Mary Henry


colored pencil 7x14

Born 1913. American constructivist / abstract painter. Studied Chicago Institute of Design 1946. Highly regarded northwest artist.

Octogenarian Mary Henry finds inspiration in "the geometry of all life, from its infinitesimally small parts to the structure of the universe." Her large, abstract paintings display a continuing vision and a distinctive voice influenced by her studies with Hungarian constructivist artist László Moholy-Nagy in 1946. Henry was first exposed to modernism at California School of Arts and Crafts, Oakland in the 1930s. While working in the Berkeley Federal Art Project, she attended a lecture by Moholy-Nagy. Seven years later, Henry enrolled at Chicago Institute of Design under his tutelage, embracing the credo of an art of abstract forms possessing universal meaning. She has pushed this idea's boundaries ever since.
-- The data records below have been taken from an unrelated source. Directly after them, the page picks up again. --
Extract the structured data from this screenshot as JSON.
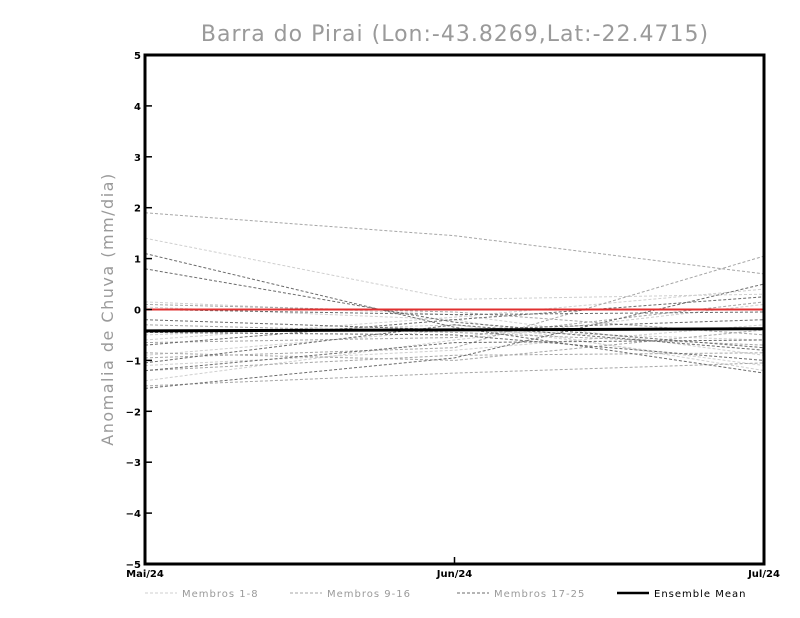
{
  "chart_data": {
    "type": "line",
    "title": "Barra do Pirai (Lon:-43.8269,Lat:-22.4715)",
    "xlabel": "",
    "ylabel": "Anomalia de Chuva (mm/dia)",
    "categories": [
      "Mai/24",
      "Jun/24",
      "Jul/24"
    ],
    "ylim": [
      -5,
      5
    ],
    "yticks": [
      -5,
      -4,
      -3,
      -2,
      -1,
      0,
      1,
      2,
      3,
      4,
      5
    ],
    "grid": false,
    "reference_line": {
      "value": 0,
      "color": "#e03030"
    },
    "colors": {
      "m1_8": "#cfcfcf",
      "m9_16": "#a6a6a6",
      "m17_25": "#6b6b6b",
      "mean": "#000000"
    },
    "legend": [
      {
        "label": "Membros 1-8",
        "group": "m1_8"
      },
      {
        "label": "Membros 9-16",
        "group": "m9_16"
      },
      {
        "label": "Membros 17-25",
        "group": "m17_25"
      },
      {
        "label": "Ensemble Mean",
        "group": "mean"
      }
    ],
    "series": [
      {
        "name": "Membro 1",
        "group": "m1_8",
        "values": [
          1.4,
          0.2,
          0.3
        ]
      },
      {
        "name": "Membro 2",
        "group": "m1_8",
        "values": [
          0.15,
          -0.1,
          -0.9
        ]
      },
      {
        "name": "Membro 3",
        "group": "m1_8",
        "values": [
          -0.5,
          -0.3,
          -1.1
        ]
      },
      {
        "name": "Membro 4",
        "group": "m1_8",
        "values": [
          -1.4,
          -0.6,
          0.1
        ]
      },
      {
        "name": "Membro 5",
        "group": "m1_8",
        "values": [
          -0.9,
          -0.4,
          -0.6
        ]
      },
      {
        "name": "Membro 6",
        "group": "m1_8",
        "values": [
          0.05,
          -0.2,
          -1.2
        ]
      },
      {
        "name": "Membro 7",
        "group": "m1_8",
        "values": [
          -1.1,
          -0.8,
          -0.3
        ]
      },
      {
        "name": "Membro 8",
        "group": "m1_8",
        "values": [
          -0.6,
          -0.15,
          0.4
        ]
      },
      {
        "name": "Membro 9",
        "group": "m9_16",
        "values": [
          1.9,
          1.45,
          0.7
        ]
      },
      {
        "name": "Membro 10",
        "group": "m9_16",
        "values": [
          -1.5,
          -1.25,
          -1.05
        ]
      },
      {
        "name": "Membro 11",
        "group": "m9_16",
        "values": [
          -0.95,
          -0.75,
          1.05
        ]
      },
      {
        "name": "Membro 12",
        "group": "m9_16",
        "values": [
          -0.3,
          -0.45,
          -0.7
        ]
      },
      {
        "name": "Membro 13",
        "group": "m9_16",
        "values": [
          0.1,
          -0.05,
          -0.5
        ]
      },
      {
        "name": "Membro 14",
        "group": "m9_16",
        "values": [
          -1.2,
          -0.9,
          -0.85
        ]
      },
      {
        "name": "Membro 15",
        "group": "m9_16",
        "values": [
          -0.65,
          -0.55,
          0.15
        ]
      },
      {
        "name": "Membro 16",
        "group": "m9_16",
        "values": [
          -0.85,
          -1.0,
          -0.4
        ]
      },
      {
        "name": "Membro 17",
        "group": "m17_25",
        "values": [
          1.1,
          -0.35,
          -1.25
        ]
      },
      {
        "name": "Membro 18",
        "group": "m17_25",
        "values": [
          0.8,
          -0.25,
          -0.75
        ]
      },
      {
        "name": "Membro 19",
        "group": "m17_25",
        "values": [
          -1.55,
          -0.95,
          0.5
        ]
      },
      {
        "name": "Membro 20",
        "group": "m17_25",
        "values": [
          -1.05,
          -0.3,
          -0.8
        ]
      },
      {
        "name": "Membro 21",
        "group": "m17_25",
        "values": [
          -0.7,
          -0.2,
          0.25
        ]
      },
      {
        "name": "Membro 22",
        "group": "m17_25",
        "values": [
          -0.45,
          -0.5,
          -1.0
        ]
      },
      {
        "name": "Membro 23",
        "group": "m17_25",
        "values": [
          -0.2,
          -0.4,
          -0.2
        ]
      },
      {
        "name": "Membro 24",
        "group": "m17_25",
        "values": [
          -1.2,
          -0.65,
          -0.6
        ]
      },
      {
        "name": "Membro 25",
        "group": "m17_25",
        "values": [
          0.0,
          -0.1,
          -0.05
        ]
      },
      {
        "name": "Ensemble Mean",
        "group": "mean",
        "values": [
          -0.42,
          -0.4,
          -0.38
        ]
      }
    ]
  }
}
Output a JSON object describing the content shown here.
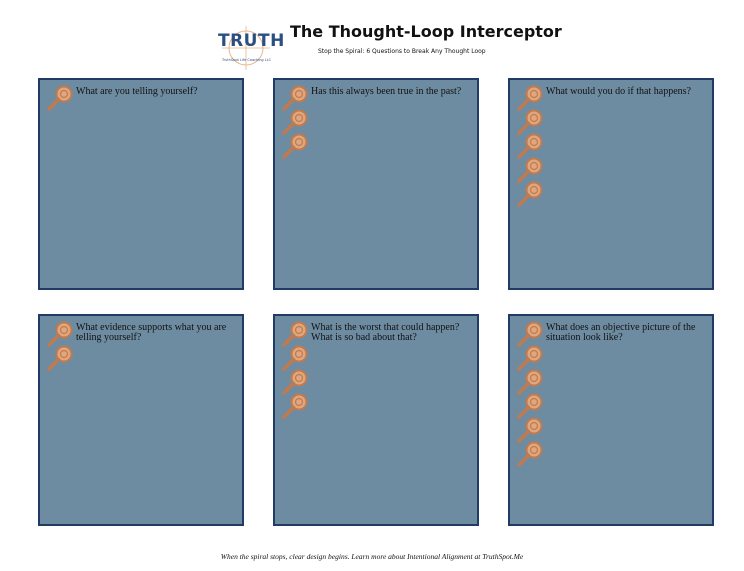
{
  "header": {
    "logo": "TRUTH",
    "logo_caption": "TruthSpot Life Coaching LLC",
    "title": "The Thought-Loop Interceptor",
    "subtitle": "Stop the Spiral: 6 Questions to Break Any Thought Loop"
  },
  "questions": [
    "What are you telling yourself?",
    "Has this always been true in the past?",
    "What would you do if that happens?",
    "What evidence supports what you are telling yourself?",
    "What is the worst that could happen? What is so bad about that?",
    "What does an objective picture of the situation look like?"
  ],
  "footer": "When the spiral stops, clear design begins. Learn more about Intentional Alignment at TruthSpot.Me"
}
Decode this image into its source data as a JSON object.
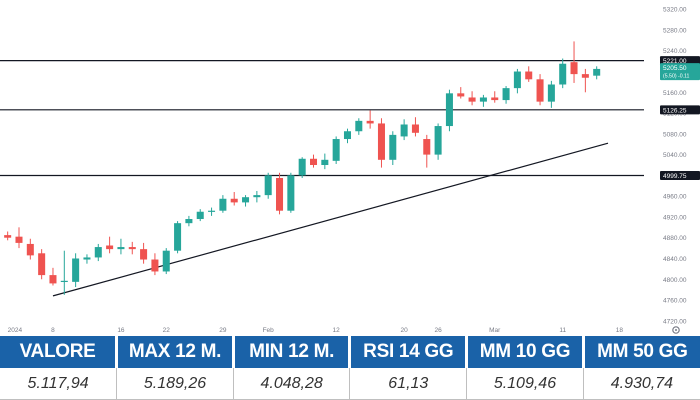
{
  "chart_data": {
    "type": "candlestick",
    "y_ticks": [
      4720,
      4760,
      4800,
      4840,
      4880,
      4920,
      4960,
      5000,
      5040,
      5080,
      5120,
      5160,
      5200,
      5240,
      5280,
      5320
    ],
    "ylim": [
      4710,
      5330
    ],
    "x_tick_labels": [
      "2024",
      "8",
      "16",
      "22",
      "29",
      "Feb",
      "12",
      "20",
      "26",
      "Mar",
      "11",
      "18"
    ],
    "x_tick_index": [
      0,
      4,
      10,
      14,
      19,
      23,
      29,
      35,
      38,
      43,
      49,
      54
    ],
    "x_index_range": [
      -0.5,
      56
    ],
    "levels": [
      {
        "value": "5221.00",
        "price": 5221
      },
      {
        "value": "5126.25",
        "price": 5126.25
      },
      {
        "value": "4999.75",
        "price": 4999.75
      }
    ],
    "trendline": {
      "from": {
        "index": 4,
        "price": 4768
      },
      "to": {
        "index": 53,
        "price": 5062
      }
    },
    "last_price": {
      "value": "5205.50",
      "change": "(5.50) -0.11",
      "price": 5205.5
    },
    "candles": [
      {
        "i": 0,
        "o": 4885,
        "h": 4892,
        "l": 4875,
        "c": 4880
      },
      {
        "i": 1,
        "o": 4882,
        "h": 4900,
        "l": 4860,
        "c": 4870
      },
      {
        "i": 2,
        "o": 4868,
        "h": 4878,
        "l": 4838,
        "c": 4846
      },
      {
        "i": 3,
        "o": 4850,
        "h": 4858,
        "l": 4800,
        "c": 4808
      },
      {
        "i": 4,
        "o": 4808,
        "h": 4822,
        "l": 4788,
        "c": 4792
      },
      {
        "i": 5,
        "o": 4795,
        "h": 4855,
        "l": 4770,
        "c": 4797
      },
      {
        "i": 6,
        "o": 4795,
        "h": 4850,
        "l": 4785,
        "c": 4840
      },
      {
        "i": 7,
        "o": 4838,
        "h": 4848,
        "l": 4830,
        "c": 4842
      },
      {
        "i": 8,
        "o": 4842,
        "h": 4868,
        "l": 4835,
        "c": 4862
      },
      {
        "i": 9,
        "o": 4865,
        "h": 4882,
        "l": 4850,
        "c": 4858
      },
      {
        "i": 10,
        "o": 4858,
        "h": 4878,
        "l": 4848,
        "c": 4862
      },
      {
        "i": 11,
        "o": 4862,
        "h": 4872,
        "l": 4848,
        "c": 4858
      },
      {
        "i": 12,
        "o": 4858,
        "h": 4870,
        "l": 4830,
        "c": 4838
      },
      {
        "i": 13,
        "o": 4838,
        "h": 4850,
        "l": 4808,
        "c": 4815
      },
      {
        "i": 14,
        "o": 4815,
        "h": 4860,
        "l": 4810,
        "c": 4855
      },
      {
        "i": 15,
        "o": 4855,
        "h": 4912,
        "l": 4850,
        "c": 4908
      },
      {
        "i": 16,
        "o": 4908,
        "h": 4922,
        "l": 4902,
        "c": 4916
      },
      {
        "i": 17,
        "o": 4916,
        "h": 4935,
        "l": 4912,
        "c": 4930
      },
      {
        "i": 18,
        "o": 4930,
        "h": 4938,
        "l": 4922,
        "c": 4932
      },
      {
        "i": 19,
        "o": 4932,
        "h": 4962,
        "l": 4928,
        "c": 4955
      },
      {
        "i": 20,
        "o": 4955,
        "h": 4968,
        "l": 4942,
        "c": 4948
      },
      {
        "i": 21,
        "o": 4948,
        "h": 4962,
        "l": 4940,
        "c": 4958
      },
      {
        "i": 22,
        "o": 4958,
        "h": 4970,
        "l": 4948,
        "c": 4962
      },
      {
        "i": 23,
        "o": 4962,
        "h": 5005,
        "l": 4955,
        "c": 5000
      },
      {
        "i": 24,
        "o": 4995,
        "h": 5005,
        "l": 4925,
        "c": 4932
      },
      {
        "i": 25,
        "o": 4932,
        "h": 5005,
        "l": 4928,
        "c": 5000
      },
      {
        "i": 26,
        "o": 5000,
        "h": 5035,
        "l": 4995,
        "c": 5032
      },
      {
        "i": 27,
        "o": 5032,
        "h": 5040,
        "l": 5015,
        "c": 5020
      },
      {
        "i": 28,
        "o": 5020,
        "h": 5042,
        "l": 5012,
        "c": 5030
      },
      {
        "i": 29,
        "o": 5028,
        "h": 5075,
        "l": 5022,
        "c": 5070
      },
      {
        "i": 30,
        "o": 5070,
        "h": 5090,
        "l": 5062,
        "c": 5085
      },
      {
        "i": 31,
        "o": 5085,
        "h": 5110,
        "l": 5078,
        "c": 5105
      },
      {
        "i": 32,
        "o": 5105,
        "h": 5125,
        "l": 5090,
        "c": 5100
      },
      {
        "i": 33,
        "o": 5100,
        "h": 5110,
        "l": 5015,
        "c": 5030
      },
      {
        "i": 34,
        "o": 5030,
        "h": 5085,
        "l": 5020,
        "c": 5078
      },
      {
        "i": 35,
        "o": 5075,
        "h": 5108,
        "l": 5068,
        "c": 5098
      },
      {
        "i": 36,
        "o": 5098,
        "h": 5112,
        "l": 5075,
        "c": 5082
      },
      {
        "i": 37,
        "o": 5070,
        "h": 5078,
        "l": 5015,
        "c": 5040
      },
      {
        "i": 38,
        "o": 5040,
        "h": 5100,
        "l": 5030,
        "c": 5095
      },
      {
        "i": 39,
        "o": 5095,
        "h": 5165,
        "l": 5085,
        "c": 5158
      },
      {
        "i": 40,
        "o": 5158,
        "h": 5170,
        "l": 5148,
        "c": 5152
      },
      {
        "i": 41,
        "o": 5150,
        "h": 5162,
        "l": 5135,
        "c": 5142
      },
      {
        "i": 42,
        "o": 5142,
        "h": 5155,
        "l": 5132,
        "c": 5150
      },
      {
        "i": 43,
        "o": 5150,
        "h": 5162,
        "l": 5140,
        "c": 5145
      },
      {
        "i": 44,
        "o": 5145,
        "h": 5172,
        "l": 5138,
        "c": 5168
      },
      {
        "i": 45,
        "o": 5168,
        "h": 5205,
        "l": 5158,
        "c": 5200
      },
      {
        "i": 46,
        "o": 5200,
        "h": 5210,
        "l": 5180,
        "c": 5185
      },
      {
        "i": 47,
        "o": 5185,
        "h": 5195,
        "l": 5135,
        "c": 5142
      },
      {
        "i": 48,
        "o": 5142,
        "h": 5182,
        "l": 5130,
        "c": 5175
      },
      {
        "i": 49,
        "o": 5175,
        "h": 5225,
        "l": 5168,
        "c": 5215
      },
      {
        "i": 50,
        "o": 5218,
        "h": 5258,
        "l": 5178,
        "c": 5195
      },
      {
        "i": 51,
        "o": 5195,
        "h": 5205,
        "l": 5160,
        "c": 5188
      },
      {
        "i": 52,
        "o": 5192,
        "h": 5210,
        "l": 5185,
        "c": 5205
      }
    ]
  },
  "stats": {
    "headers": [
      "VALORE",
      "MAX 12 M.",
      "MIN 12 M.",
      "RSI 14 GG",
      "MM 10 GG",
      "MM 50 GG"
    ],
    "values": [
      "5.117,94",
      "5.189,26",
      "4.048,28",
      "61,13",
      "5.109,46",
      "4.930,74"
    ]
  },
  "colors": {
    "up": "#26a69a",
    "down": "#ef5350",
    "header_bg": "#1a62a8",
    "axis_text": "#787b86",
    "level_line": "#131722"
  },
  "icons": {
    "axis_settings": "settings-gear-icon"
  }
}
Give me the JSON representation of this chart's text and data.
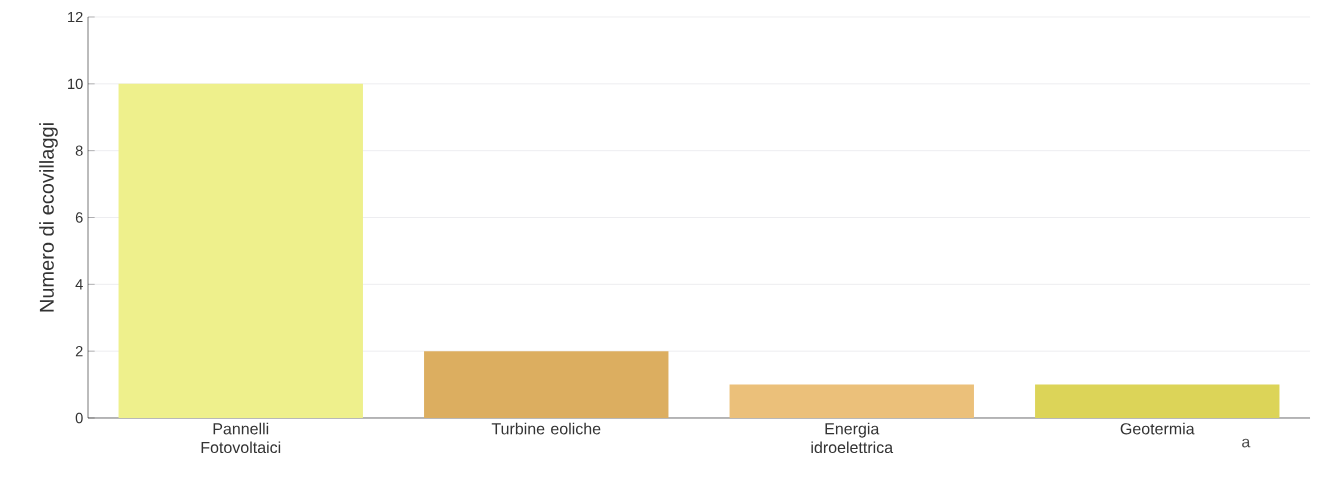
{
  "chart_data": {
    "type": "bar",
    "ylabel": "Numero di ecovillaggi",
    "categories": [
      "Pannelli Fotovoltaici",
      "Turbine eoliche",
      "Energia idroelettrica",
      "Geotermia"
    ],
    "values": [
      10,
      2,
      1,
      1
    ],
    "colors": [
      "#eef08c",
      "#dcae60",
      "#ebc07a",
      "#dcd458"
    ],
    "ylim": [
      0,
      12
    ],
    "yticks": [
      0,
      2,
      4,
      6,
      8,
      10,
      12
    ],
    "grid": "y",
    "annotations": [
      "a"
    ]
  }
}
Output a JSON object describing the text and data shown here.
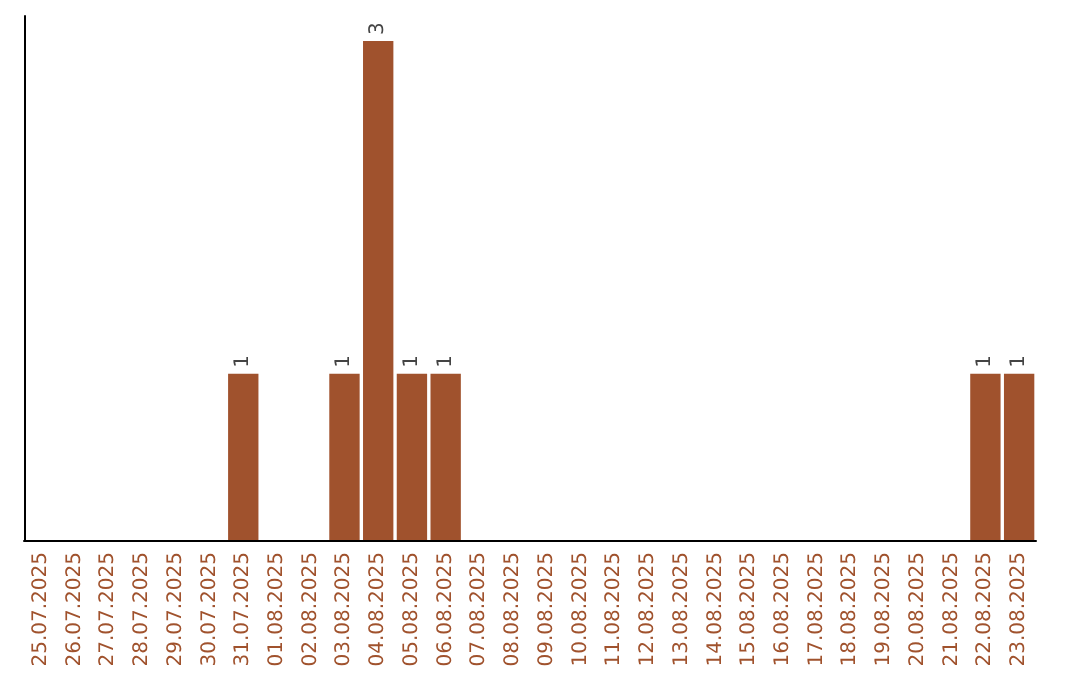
{
  "chart_data": {
    "type": "bar",
    "categories": [
      "25.07.2025",
      "26.07.2025",
      "27.07.2025",
      "28.07.2025",
      "29.07.2025",
      "30.07.2025",
      "31.07.2025",
      "01.08.2025",
      "02.08.2025",
      "03.08.2025",
      "04.08.2025",
      "05.08.2025",
      "06.08.2025",
      "07.08.2025",
      "08.08.2025",
      "09.08.2025",
      "10.08.2025",
      "11.08.2025",
      "12.08.2025",
      "13.08.2025",
      "14.08.2025",
      "15.08.2025",
      "16.08.2025",
      "17.08.2025",
      "18.08.2025",
      "19.08.2025",
      "20.08.2025",
      "21.08.2025",
      "22.08.2025",
      "23.08.2025"
    ],
    "values": [
      0,
      0,
      0,
      0,
      0,
      0,
      1,
      0,
      0,
      1,
      3,
      1,
      1,
      0,
      0,
      0,
      0,
      0,
      0,
      0,
      0,
      0,
      0,
      0,
      0,
      0,
      0,
      0,
      1,
      1
    ],
    "color": "#a0522d",
    "value_labels": [
      null,
      null,
      null,
      null,
      null,
      null,
      "1",
      null,
      null,
      "1",
      "3",
      "1",
      "1",
      null,
      null,
      null,
      null,
      null,
      null,
      null,
      null,
      null,
      null,
      null,
      null,
      null,
      null,
      null,
      "1",
      "1"
    ],
    "tick_labels": "x"
  }
}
Seeking clarity and order in her paintings, Henry "constructed them as I would a piece of architecture. 'Perfection of structure' might well be the words I work by," she says. Moving back to San Francisco, Henry juggled family life while working as a muralist, the only female member of the Sign, Scene and Pictorial Painters Union, and later a design consultant. It wasn't until she reached her fifties that Henry was able to concentrate solely on painting. Henry does not use spray equipment or masking tape. Applying her brush with great precision and eloquence, she distills the image "until its beauty of form, its contemplative spaces speak to the viewer with energy and insight."